La reciente publicación del Índice de la Paz Global (GPI según sus siglas en inglés)- por parte del Instituto de Paz y Seguridad (IPS, 2026)- permite ofrecer una visión de conjunto de la situación del Índice en los diferentes países de África y su comparación con los del resto del mundo. Se trata de cuantificar la magnitud del fenómeno de la paz para “construir sociedades inclusivas, pacíficas y resilientes” con el objetivo estratégico de lograr una cultura de la paz sostenible y no violenta.

El GPI evalúa el grado de paz utilizando 23 indicadores agrupados en tres grandes categorías: seguridad de la sociedad (en materia de violencia, terrorismo e inestabilidad), conflictos internacionales y domésticos (incluidas las relaciones entre países vecinos) y militarización (gasto militar).

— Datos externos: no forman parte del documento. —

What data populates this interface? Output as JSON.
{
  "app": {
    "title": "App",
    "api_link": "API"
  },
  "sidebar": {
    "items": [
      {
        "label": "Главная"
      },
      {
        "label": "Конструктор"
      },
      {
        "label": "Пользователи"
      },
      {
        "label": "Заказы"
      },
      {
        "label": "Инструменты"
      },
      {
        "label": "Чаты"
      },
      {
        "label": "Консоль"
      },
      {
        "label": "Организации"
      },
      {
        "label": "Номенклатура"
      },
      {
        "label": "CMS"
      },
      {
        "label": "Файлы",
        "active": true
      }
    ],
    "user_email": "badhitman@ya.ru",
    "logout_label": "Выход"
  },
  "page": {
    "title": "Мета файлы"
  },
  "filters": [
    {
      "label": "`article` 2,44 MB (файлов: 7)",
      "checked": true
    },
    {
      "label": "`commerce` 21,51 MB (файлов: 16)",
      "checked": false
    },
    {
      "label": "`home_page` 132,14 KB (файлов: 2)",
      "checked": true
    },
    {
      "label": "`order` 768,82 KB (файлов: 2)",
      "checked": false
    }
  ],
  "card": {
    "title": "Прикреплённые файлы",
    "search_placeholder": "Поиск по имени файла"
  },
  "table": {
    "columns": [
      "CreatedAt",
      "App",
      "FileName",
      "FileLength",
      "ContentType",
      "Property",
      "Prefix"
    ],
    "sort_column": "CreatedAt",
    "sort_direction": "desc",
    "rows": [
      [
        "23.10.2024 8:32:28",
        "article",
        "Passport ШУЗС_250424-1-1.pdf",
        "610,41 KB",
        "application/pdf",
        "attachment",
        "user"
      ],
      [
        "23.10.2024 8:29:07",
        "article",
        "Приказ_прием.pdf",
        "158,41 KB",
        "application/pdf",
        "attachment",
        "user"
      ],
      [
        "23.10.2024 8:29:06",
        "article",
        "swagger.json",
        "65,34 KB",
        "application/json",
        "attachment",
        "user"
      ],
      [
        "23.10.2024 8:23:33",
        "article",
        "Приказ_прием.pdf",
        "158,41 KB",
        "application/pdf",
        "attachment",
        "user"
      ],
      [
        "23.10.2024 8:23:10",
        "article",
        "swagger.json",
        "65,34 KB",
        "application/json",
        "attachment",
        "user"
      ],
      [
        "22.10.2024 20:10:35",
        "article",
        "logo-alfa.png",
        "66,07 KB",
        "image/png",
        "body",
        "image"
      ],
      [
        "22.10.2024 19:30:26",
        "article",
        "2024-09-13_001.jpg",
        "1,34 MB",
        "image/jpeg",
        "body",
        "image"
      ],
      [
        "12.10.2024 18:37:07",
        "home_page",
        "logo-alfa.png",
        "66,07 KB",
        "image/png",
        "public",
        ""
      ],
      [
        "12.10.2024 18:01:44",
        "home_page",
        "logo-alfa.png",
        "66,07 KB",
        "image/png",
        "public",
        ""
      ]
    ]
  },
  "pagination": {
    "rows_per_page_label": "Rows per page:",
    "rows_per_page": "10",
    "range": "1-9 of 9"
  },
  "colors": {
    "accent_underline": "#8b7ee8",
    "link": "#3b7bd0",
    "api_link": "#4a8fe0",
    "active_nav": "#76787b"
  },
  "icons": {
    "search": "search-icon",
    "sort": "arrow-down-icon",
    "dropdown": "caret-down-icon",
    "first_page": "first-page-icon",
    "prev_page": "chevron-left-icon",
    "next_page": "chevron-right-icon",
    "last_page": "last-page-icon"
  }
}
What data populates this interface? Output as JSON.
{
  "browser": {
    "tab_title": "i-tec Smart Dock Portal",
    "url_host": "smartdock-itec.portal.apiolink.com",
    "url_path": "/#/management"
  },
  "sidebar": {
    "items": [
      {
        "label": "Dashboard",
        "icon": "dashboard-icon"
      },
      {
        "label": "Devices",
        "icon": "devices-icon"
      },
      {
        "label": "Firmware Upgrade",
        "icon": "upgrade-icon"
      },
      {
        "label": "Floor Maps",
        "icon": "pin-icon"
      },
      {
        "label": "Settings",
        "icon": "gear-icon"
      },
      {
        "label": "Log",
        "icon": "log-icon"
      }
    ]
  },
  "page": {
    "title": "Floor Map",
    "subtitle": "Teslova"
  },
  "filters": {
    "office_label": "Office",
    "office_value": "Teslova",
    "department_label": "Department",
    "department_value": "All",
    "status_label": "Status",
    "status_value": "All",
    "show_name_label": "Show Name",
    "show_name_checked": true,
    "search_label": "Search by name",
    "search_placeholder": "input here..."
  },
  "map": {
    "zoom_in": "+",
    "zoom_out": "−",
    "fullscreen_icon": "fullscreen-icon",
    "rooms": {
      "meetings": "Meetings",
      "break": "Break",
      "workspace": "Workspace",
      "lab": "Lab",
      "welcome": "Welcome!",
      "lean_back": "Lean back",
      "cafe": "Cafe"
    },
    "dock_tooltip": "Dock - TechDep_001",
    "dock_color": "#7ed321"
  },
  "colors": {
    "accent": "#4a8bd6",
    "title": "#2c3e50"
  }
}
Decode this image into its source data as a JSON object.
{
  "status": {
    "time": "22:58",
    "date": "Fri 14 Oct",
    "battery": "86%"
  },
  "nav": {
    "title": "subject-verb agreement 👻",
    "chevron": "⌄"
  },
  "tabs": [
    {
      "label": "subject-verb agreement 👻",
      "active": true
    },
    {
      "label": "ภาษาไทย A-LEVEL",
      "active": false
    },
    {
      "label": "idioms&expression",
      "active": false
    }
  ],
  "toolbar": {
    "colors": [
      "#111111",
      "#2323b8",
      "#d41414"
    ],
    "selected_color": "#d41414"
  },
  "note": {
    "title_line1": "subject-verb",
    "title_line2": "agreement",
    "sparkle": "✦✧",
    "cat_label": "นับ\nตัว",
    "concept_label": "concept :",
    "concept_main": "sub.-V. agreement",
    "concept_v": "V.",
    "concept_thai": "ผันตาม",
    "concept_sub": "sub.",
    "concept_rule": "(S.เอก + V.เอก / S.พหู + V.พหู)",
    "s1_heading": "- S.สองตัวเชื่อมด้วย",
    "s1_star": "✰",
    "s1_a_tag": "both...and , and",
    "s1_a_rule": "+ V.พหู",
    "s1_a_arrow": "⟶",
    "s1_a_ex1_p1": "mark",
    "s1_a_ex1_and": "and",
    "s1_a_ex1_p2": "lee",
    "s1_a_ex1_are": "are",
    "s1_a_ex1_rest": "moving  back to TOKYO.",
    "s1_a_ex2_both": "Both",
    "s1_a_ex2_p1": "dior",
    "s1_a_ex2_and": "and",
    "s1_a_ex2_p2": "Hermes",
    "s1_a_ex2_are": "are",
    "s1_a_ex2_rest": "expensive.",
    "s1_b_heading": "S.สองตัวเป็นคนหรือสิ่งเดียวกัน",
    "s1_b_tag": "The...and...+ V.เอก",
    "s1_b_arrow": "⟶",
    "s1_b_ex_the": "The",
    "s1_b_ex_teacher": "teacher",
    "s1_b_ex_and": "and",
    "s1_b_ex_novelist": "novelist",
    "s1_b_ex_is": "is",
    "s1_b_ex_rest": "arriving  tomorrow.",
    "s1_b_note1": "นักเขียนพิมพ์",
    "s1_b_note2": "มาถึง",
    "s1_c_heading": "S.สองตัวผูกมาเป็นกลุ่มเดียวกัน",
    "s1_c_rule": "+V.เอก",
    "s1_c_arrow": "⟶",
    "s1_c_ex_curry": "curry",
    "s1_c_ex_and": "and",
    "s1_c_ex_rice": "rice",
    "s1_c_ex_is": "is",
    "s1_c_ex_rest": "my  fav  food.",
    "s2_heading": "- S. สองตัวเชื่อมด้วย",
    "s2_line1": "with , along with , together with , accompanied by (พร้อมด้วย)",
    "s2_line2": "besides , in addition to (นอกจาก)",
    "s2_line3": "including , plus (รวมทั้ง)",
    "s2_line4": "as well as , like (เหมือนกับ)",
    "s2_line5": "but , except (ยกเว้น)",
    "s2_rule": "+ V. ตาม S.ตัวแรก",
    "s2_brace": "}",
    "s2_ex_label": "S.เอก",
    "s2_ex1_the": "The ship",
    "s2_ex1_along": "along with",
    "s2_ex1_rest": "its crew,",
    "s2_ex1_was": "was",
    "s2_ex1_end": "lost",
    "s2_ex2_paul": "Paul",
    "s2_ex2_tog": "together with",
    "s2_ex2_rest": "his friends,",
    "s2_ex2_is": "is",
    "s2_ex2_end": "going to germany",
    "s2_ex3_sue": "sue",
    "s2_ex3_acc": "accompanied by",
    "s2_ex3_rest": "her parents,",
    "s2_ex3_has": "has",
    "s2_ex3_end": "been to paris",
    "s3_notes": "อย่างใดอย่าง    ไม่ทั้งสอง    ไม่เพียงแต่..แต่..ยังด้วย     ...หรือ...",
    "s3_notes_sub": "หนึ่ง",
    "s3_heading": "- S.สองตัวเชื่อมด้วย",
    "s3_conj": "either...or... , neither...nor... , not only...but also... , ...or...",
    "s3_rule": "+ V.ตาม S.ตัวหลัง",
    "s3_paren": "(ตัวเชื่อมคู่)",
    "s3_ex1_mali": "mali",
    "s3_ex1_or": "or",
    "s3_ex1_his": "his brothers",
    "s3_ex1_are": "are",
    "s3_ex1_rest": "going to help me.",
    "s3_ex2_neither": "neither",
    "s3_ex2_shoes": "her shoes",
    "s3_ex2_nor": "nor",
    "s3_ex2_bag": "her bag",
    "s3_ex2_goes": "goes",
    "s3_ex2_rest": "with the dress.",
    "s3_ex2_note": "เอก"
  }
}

Los estudios realizados en la materia muestran una fuerte relación entre los niveles de paz, prosperidad económica, desarrollo humano y progreso social. El GPI es ampliamente utilizado para la formulación de medidas de seguridad, decisiones de inversión, planificación económica y estrategias de prevención de conflictos.
El último informe publicado el pasado 09/06/2026 destaca que en 2026 la mayor parte de los países (119 sobre 163; es decir, 99,7 % de la población mundial) son menos pacíficos que en 2008 por el deterioro de la paz social, con manifestaciones violentas, los conflictos internos y los conflictos externos.
Estos datos van acompañados de un gasto en contención de la violencia y mantenimiento de la paz equivalente a un escueto 0,5 % del gasto militar total (en términos de paridad de poder adquisitivo). El número de conflictos está en su punto más alto desde el final de la Segunda Guerra Mundial, provocados sobre todo por enfrentamientos intraestatales internacionalizados.
El GPI permite ver que la paz global ha declinado en los últimos doce años, lo que refleja tensiones geopolíticas crecientes, conflictos armados, inestabilidad política, terrorismo y malestar social.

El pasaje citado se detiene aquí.